Lo que Herrera aporta es, precisamente, la posibilidad de imaginar la domesticación desde dentro: sus gestos de cuidado no anulan su cansancio; su afecto no borra la distancia. En escenas clave —la convivencia cotidiana, los silencios ante el hijo, las miradas en la fiesta de casamiento— Herrera hace palpable la idea de que sostener una familia exige trabajos invisibles.
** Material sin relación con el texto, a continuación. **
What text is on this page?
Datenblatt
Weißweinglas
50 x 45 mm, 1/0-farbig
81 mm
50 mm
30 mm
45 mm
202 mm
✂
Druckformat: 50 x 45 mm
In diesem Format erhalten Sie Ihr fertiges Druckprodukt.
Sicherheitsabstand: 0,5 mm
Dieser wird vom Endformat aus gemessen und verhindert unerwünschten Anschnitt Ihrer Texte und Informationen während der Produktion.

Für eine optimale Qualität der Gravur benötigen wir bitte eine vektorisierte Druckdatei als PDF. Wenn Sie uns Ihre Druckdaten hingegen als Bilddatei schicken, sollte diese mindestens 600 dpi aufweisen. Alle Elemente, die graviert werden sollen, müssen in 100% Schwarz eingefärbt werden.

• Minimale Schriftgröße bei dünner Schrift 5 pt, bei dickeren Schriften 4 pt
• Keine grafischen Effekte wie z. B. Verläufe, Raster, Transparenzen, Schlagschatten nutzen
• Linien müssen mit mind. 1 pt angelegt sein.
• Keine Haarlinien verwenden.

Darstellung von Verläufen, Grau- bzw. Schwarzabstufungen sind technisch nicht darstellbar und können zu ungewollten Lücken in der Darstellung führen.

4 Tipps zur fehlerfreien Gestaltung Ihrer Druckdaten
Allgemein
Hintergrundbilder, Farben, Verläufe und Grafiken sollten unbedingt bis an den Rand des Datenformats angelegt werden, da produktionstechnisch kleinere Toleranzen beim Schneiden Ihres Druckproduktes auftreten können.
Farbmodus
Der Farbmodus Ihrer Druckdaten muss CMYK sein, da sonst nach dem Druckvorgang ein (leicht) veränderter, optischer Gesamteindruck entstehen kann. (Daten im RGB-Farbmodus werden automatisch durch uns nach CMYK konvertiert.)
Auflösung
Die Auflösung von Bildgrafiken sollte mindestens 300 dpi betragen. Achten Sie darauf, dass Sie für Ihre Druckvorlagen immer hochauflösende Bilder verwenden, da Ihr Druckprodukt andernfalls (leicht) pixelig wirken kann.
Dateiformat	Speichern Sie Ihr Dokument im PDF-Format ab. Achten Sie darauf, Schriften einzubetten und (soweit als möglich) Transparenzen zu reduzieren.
Su voz baja y su anatomía contenida contrastan con la presencia siempre performativa de Camila Sosa Villada; esa diferencia crea una dialéctica en la que cada uno sostiene, cede o se hiere. Herrera funciona, así, como el eje moral ambiguo del film: alguien que también protege la apariencia y que, por eso mismo, es vulnerable a la fractura cuando el pasado irrumpe.

Finalmente, si el film adolece de repeticiones —flashbacks a veces torpes, reiteración de ciertos motivos— no lo hace en detrimento de su intención política: mantiene una coherencia que cuestiona la idea de familia estableciendo que la estabilidad puede ser solamente provisional. Tesis sobre una domesticación no entrega respuestas cerradas; propone, más bien, un campo de preguntas sobre el precio de la respectabilidad, la performatividad del afecto y la persistencia del trauma en cuerpos que, incluso cuando alcanzan visibilidad y privilegio, siguen marcados por historias que no se domestican tan fácil.